X.509 is an International Telecommunication Union (ISO) standard defining the format of public key certificates.

X.509 certificates are used in many Internet protocols, including

Transport Layer Security (TLS) /Secure Sockets Layer (SSL) , which is the basis for HyperText Transfer Protocol Secure (HTTPS) , the secure protocol

for browsing the web. They are also used in offline applications, like electronic

signatures.

An X.509 certificate binds an identity to a public key using a digital signature.

A certificate contains an identity (a hostname, or an organization, or an individual)

and a public key (Rivest–Shamir–Adleman public-key cryptosystem. (RSA) , Digital Signature Algorithm public-key cryptosystem (DSA) , Elliptic Curve Digital Signature Algorithm public-key cryptosystem (ECDSA) , etc.), and is either signed

by a certificate authority or is self-signed.

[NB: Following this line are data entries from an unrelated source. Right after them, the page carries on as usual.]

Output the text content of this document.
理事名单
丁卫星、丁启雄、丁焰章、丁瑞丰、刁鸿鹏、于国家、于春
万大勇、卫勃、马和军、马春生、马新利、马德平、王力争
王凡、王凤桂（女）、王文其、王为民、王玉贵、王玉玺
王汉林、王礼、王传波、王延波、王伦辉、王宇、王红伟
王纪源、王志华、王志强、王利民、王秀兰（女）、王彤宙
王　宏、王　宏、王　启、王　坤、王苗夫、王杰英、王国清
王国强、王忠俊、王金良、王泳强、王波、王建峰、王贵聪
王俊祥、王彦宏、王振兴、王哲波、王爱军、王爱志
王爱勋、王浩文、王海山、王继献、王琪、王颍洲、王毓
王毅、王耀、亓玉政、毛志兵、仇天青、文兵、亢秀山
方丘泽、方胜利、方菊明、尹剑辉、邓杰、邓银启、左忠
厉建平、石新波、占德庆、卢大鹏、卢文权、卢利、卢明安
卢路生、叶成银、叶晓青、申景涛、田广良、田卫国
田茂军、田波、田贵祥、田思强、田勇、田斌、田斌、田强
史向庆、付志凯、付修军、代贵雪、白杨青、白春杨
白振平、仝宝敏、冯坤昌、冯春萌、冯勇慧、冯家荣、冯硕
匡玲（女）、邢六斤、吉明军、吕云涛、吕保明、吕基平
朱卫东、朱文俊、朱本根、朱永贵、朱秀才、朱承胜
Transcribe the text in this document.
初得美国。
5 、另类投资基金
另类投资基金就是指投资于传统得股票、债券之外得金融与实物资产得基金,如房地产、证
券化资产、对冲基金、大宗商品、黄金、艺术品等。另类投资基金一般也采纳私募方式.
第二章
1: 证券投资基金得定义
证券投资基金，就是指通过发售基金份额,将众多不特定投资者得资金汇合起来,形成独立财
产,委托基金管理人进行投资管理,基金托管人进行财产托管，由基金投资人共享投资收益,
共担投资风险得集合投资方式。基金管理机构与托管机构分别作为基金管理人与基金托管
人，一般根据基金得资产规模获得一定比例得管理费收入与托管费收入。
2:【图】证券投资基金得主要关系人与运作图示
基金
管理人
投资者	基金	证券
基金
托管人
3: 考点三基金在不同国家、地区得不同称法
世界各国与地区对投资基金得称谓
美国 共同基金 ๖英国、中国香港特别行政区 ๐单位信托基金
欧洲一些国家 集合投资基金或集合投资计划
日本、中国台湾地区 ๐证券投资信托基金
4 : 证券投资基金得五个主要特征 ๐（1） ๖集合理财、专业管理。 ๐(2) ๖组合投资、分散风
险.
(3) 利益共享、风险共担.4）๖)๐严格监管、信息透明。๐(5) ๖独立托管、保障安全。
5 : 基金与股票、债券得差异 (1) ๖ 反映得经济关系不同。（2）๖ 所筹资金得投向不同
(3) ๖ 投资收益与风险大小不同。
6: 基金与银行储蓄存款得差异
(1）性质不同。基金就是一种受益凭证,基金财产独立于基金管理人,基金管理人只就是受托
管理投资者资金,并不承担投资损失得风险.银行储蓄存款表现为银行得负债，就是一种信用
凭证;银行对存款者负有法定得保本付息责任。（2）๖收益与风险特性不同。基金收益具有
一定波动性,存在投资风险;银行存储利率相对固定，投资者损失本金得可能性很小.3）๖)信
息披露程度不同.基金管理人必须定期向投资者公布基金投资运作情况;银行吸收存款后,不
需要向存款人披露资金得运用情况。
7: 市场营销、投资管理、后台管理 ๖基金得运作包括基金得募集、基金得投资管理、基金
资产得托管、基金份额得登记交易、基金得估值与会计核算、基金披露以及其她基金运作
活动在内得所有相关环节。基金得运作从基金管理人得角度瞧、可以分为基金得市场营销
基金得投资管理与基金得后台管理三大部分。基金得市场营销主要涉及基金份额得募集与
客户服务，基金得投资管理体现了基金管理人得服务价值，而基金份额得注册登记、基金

When a certificate is signed by a

trusted certificate authority, or validated by other means, someone holding that

certificate can use the public key it contains to establish secure communications

with another party, or validate documents digitally signed by the corresponding

private key.

X.509 also defines certificate revocation lists, which are a means to distribute

information about certificates that have been deemed invalid by a signing authority,

as well as a certification path validation algorithm, which allows for certificates

to be signed by intermediate Certificate Authority (CA) certificates, which are, in turn, signed by

other certificates, eventually reaching a trust anchor.